LOS ANGELES (Hollywood Reporter) - TBS made TV history on Monday with the premiere of "Lopez Tonight," a late-night talkfest with a Chicano host. And just in case you didn't realize it, George Lopez hit you over the head with that information roughly every 90 seconds.
The new nightly show recognizes the changing demos of the U.S. population, a point Lopez punctuated with opening night guests Eva Longoria Parker, NBA star Kobe Bryant and music legend Carlos Santana (along with a near-cameo appearance by Ellen DeGeneres in bed clothes).
Ethnicity is the be all and end all in most of Lopez's standup material -- and the bulk of Monday night's opening monologue -- but it threatens to choke the life out of his talk show. It's one thing to have a diverse guest list and quite another to hail every guest appearance as a testimonial to the concept.
"This is what America looks like," he proclaimed, vowing he will be "making late night different and bringing change to late night TV." While the goal in itself is commendable, for the show to succeed it will need to do more than proclaim itself a Rainbow Coalition.

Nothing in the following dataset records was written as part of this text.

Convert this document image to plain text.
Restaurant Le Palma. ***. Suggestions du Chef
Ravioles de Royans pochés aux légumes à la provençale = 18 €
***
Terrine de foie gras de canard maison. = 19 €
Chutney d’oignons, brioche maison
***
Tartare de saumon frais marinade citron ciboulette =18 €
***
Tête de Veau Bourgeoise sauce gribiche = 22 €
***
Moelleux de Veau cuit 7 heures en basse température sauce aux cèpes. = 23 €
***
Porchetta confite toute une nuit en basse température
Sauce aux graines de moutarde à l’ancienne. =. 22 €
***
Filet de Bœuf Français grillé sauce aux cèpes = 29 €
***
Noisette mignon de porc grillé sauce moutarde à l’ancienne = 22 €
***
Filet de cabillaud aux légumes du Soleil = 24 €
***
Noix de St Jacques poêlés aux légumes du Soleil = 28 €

In Monday's premiere, simultaneously carried on TBS, TNT and truTV, the show managed to celebrate ethnicity and eke laughter out of offensive stereotypes. Just before introducing Parker, Lopez brought up two members of the audience. Following a video clip of a person-on-the-street interview, each one had to guess how the person on tape would answer a question.
Would the black guy say he's been to jail? Would the young Filipina acknowledge giving a happy ending? Would the Asian man own up to having a small penis? Would the toothless white guy admit to using the "N" word? Sure seemed like an odd way of "bringing change to late night TV."
Facing TV critics this summer, Lopez brushed aside questions about his interview skills. He's been a talk show guest often enough to know how it works, he said. Uh, not so fast.
Interviews with both Parker and Bryant were mostly testimony to the hard work of producers who did the pre-interviews. Following their notes, Lopez jumped from one talking point to the next, with no transitions and in no discernible order. From start to finish, Lopez appeared to never ask a question for which he didn't already know the answer.
Segment producers were not the hardest working members of the crew, though. That honor went to the warm-up person who inflated the enthusiasm and laughter to levels not usually seen outside of "The Price Is Right."
"You have chairs for these people?" DeGeneres asked, pointing to audience members who were asked to stand around the stage. Using dancing girls, supersized white chairs and multicolor lighting, "Lopez Tonight" tries to create a party atmosphere. To a degree, through the magic of television, the festive vibes break through the ether. The idea is to create a party atmosphere that spills out into your own family room. The enthusiasm is apparent but so too, is the need for some serious party planning.